Rails divides application code into Model-View-Controller architecture. Building a Rails application consists of instantiating models and writing controllers and presentation logic for each.

Using an ORM (Object Relational Mapper) framework means you don't have to manually call the database yourself, the ORM handles it for you. Ruby on Rails uses ActiveRecord for this. Active Record is "an object that wraps a row in a database or view, encapsulates the database access, and adds domain logic on that data".

In Rails, the database is simply a place to store model state and is otherwise divorced from the application logic. All application code is run within the Ruby virtual machine (VM), and Active Record makes appropriate calls to the database to materialize collections of models in the VM memory and to persist model state. Active Record supports PostgreSQL, MySQL, and SQLite and is agnostic to database choice.

When an end-user makes a HTTP request on a Rails-powered web site, the request is first accepted by a web server and passed to a Rails worker process (or thread within the process). Based on the HTTP headers and destination, Rails subsequently determines the appropriate Controller logic and runs it, including any database calls via Active Record, and renders a response via the View, which is returned to the HTTP server.

Feral concurrency control

"I don’t want my database to be clever! I consider stored procedures and constraints vile and reckless destroyers of coherence. No, Mr. Database, you can not have my business logic. Your procedural ambitions will bear no fruit and you'll have to pry that logic from my dead, cold object-oriented hands... I want a single layer of cleverness: My domain model."  

---David Heinemeier Hansson (DHH), Rails creator

By shunning decades of work on native database concurrency control solutions, Rails has developed a set of primitives for handling application integrity in the application tier and built a "feral" concurrency control system.
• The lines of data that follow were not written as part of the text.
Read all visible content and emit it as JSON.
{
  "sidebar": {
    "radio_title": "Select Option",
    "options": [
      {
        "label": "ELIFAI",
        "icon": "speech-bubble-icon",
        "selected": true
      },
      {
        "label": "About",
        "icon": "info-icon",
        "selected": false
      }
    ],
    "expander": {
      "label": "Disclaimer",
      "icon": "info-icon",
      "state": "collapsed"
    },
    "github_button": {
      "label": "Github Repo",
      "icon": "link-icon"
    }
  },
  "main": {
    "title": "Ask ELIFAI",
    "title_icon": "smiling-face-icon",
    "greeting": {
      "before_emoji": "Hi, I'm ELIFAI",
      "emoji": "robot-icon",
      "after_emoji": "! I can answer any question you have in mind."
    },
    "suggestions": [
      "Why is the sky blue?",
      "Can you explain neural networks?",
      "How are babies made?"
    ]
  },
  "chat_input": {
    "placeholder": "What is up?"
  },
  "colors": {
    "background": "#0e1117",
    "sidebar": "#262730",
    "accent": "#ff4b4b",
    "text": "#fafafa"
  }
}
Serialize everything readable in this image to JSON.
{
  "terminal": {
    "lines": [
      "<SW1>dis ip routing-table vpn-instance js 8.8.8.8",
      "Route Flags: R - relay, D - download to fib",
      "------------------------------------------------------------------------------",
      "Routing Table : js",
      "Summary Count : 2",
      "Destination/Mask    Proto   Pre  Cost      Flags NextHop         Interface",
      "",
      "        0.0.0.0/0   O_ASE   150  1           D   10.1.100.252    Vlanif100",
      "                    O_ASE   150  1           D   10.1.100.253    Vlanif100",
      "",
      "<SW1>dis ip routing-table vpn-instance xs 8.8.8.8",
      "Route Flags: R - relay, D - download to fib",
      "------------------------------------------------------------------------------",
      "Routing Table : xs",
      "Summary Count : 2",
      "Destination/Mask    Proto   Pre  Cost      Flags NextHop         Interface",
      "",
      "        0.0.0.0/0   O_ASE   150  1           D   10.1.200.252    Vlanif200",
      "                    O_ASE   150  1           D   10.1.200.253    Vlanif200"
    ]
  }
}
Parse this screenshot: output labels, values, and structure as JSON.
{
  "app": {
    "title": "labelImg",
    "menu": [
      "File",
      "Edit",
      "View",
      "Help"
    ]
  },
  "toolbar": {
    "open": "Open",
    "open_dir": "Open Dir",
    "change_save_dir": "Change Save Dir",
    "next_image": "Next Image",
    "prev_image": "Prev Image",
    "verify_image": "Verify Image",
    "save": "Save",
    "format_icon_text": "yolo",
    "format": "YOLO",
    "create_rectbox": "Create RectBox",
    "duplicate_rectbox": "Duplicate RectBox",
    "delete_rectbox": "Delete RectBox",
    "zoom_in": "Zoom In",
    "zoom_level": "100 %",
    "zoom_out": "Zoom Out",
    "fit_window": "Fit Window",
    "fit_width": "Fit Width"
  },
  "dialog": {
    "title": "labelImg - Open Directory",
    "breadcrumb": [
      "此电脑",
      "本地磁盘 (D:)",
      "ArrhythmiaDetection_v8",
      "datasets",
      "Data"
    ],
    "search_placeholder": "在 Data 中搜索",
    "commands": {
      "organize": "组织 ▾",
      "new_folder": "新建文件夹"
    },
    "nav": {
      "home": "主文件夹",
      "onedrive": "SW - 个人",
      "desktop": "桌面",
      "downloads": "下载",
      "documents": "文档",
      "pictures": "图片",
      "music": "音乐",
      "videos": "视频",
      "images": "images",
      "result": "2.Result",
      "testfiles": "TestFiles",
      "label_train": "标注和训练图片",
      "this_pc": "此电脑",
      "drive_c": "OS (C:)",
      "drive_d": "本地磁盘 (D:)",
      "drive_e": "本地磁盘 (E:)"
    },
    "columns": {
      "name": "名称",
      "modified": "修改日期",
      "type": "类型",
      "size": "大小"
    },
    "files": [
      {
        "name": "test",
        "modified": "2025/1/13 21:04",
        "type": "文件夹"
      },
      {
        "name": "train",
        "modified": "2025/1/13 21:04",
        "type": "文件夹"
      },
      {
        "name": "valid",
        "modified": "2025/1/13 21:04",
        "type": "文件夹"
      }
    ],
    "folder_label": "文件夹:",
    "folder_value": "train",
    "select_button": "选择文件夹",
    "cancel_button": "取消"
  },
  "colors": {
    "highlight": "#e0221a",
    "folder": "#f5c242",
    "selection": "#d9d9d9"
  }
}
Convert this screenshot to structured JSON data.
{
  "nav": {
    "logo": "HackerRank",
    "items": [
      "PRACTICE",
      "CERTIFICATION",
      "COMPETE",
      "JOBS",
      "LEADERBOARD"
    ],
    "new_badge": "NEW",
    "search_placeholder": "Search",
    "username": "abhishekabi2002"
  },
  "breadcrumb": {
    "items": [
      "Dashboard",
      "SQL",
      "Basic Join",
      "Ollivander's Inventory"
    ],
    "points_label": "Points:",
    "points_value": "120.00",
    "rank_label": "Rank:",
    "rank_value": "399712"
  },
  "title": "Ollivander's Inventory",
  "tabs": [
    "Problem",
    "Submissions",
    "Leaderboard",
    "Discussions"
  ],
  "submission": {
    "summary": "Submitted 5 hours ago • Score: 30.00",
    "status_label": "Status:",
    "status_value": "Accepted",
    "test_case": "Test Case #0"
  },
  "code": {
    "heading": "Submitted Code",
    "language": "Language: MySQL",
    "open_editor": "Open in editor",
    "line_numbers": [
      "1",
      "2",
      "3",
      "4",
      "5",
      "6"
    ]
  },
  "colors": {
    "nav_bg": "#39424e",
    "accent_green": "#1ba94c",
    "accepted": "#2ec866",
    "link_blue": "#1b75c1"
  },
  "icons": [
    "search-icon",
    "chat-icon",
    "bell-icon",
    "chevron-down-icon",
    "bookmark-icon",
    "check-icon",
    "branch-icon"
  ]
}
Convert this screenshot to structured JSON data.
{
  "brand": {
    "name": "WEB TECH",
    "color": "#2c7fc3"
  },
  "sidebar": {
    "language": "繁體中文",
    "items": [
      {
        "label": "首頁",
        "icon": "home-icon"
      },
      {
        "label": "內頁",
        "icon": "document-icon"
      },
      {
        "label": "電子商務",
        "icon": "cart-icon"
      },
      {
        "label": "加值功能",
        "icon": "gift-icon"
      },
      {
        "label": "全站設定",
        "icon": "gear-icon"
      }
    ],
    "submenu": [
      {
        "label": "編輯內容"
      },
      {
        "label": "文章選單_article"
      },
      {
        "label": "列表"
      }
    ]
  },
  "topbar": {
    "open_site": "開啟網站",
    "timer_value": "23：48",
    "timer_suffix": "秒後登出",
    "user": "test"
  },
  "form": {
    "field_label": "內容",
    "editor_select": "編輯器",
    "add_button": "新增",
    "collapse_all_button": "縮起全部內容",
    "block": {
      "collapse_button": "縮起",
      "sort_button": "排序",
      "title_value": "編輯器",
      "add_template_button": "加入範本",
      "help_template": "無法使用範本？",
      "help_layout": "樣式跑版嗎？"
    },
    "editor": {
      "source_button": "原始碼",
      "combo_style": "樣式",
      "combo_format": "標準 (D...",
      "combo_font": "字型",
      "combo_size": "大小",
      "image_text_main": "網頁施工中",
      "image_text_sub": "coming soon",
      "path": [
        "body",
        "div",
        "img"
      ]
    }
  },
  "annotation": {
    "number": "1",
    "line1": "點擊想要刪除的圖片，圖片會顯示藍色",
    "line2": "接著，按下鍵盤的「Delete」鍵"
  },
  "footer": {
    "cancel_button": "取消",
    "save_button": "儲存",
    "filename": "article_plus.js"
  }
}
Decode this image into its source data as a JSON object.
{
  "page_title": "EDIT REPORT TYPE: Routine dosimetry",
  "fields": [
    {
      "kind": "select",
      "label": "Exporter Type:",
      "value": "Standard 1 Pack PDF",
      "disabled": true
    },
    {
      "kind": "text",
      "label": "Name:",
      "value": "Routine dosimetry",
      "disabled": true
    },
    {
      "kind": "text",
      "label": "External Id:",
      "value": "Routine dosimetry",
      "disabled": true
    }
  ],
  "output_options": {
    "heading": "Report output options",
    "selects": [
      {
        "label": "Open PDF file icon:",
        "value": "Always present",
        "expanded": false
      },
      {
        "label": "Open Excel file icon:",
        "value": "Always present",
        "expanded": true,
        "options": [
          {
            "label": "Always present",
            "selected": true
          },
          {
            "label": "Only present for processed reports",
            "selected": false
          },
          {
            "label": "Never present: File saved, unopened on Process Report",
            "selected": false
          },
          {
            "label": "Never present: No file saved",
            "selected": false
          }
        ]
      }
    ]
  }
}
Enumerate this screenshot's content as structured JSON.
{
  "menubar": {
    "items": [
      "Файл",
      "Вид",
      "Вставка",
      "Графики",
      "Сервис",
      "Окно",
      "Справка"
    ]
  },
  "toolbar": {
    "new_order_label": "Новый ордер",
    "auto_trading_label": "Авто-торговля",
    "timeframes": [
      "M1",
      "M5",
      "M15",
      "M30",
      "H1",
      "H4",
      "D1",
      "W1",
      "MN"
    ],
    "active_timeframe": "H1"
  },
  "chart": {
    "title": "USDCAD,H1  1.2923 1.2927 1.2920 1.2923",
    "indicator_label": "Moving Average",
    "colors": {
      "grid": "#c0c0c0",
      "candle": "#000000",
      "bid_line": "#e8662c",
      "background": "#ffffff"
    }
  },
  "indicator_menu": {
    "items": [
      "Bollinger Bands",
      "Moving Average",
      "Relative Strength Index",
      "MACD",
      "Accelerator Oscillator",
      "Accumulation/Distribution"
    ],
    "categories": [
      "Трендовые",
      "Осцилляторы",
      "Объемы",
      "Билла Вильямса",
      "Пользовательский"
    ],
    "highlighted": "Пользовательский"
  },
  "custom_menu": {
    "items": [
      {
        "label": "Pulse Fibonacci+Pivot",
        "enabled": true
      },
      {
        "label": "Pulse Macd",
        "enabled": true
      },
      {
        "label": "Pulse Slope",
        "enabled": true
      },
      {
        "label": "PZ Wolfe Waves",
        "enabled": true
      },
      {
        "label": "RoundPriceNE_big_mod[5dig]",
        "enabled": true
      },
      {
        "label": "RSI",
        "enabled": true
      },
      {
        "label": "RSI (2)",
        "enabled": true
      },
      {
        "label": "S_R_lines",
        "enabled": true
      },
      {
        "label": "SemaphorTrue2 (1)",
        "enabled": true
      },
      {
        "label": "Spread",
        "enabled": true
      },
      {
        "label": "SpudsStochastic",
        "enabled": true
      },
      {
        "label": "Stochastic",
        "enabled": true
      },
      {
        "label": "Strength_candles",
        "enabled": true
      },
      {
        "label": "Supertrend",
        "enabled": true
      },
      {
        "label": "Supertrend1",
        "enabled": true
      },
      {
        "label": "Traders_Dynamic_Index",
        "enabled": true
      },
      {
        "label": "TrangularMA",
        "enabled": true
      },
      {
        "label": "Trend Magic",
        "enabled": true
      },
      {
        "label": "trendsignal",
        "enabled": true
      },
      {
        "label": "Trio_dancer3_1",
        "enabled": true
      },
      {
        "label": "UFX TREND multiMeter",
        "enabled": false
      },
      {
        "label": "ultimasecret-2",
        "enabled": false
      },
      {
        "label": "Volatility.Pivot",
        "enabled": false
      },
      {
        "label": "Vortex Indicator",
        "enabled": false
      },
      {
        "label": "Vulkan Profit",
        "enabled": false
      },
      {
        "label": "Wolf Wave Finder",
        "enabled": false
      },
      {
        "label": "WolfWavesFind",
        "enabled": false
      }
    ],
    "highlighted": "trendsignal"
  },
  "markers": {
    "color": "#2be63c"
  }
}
The term "feral" is a provocative word, but the paper does not take a condescending view. The paper attempts to understand why these popular frameworks interact with the databases in this way, and how this works in practice. The larger message of the paper is that DBMSs have lots to learn about these web app programming patterns.

Getting back to Rails' concurrency control, Rails provide four main mechanisms:    

  • Transactions. Database default isolation model is often read committed or repeatable read. Although this can be configured to be serializable, this is often left unchanged.
  • Optimistic and pessimistic record locking. Applications invoke pessimistic locks on an Active Record object by calling its lock method, which invokes a SELECT FOR UPDATE statement in the database. Optimistic locking is invoked by declaring a special lock_version field in an Active Record model.
  • Application level validations. The framework runs each declared validation sequentially and, if all succeed, the model state is updated in the database; this happens within a database- backed transaction.
  • Application level associations. These act like foreign key constraints but are maintained in the application layer.

Among these, the Rails documentation prefers validations as they “are database agnostic, cannot be bypassed by end users, and are convenient to test and maintain.” It looks like efficiency and performance of avoiding serializable transactions is another factor in adopting this approach. But how common are these practices and what are the safety implications of these?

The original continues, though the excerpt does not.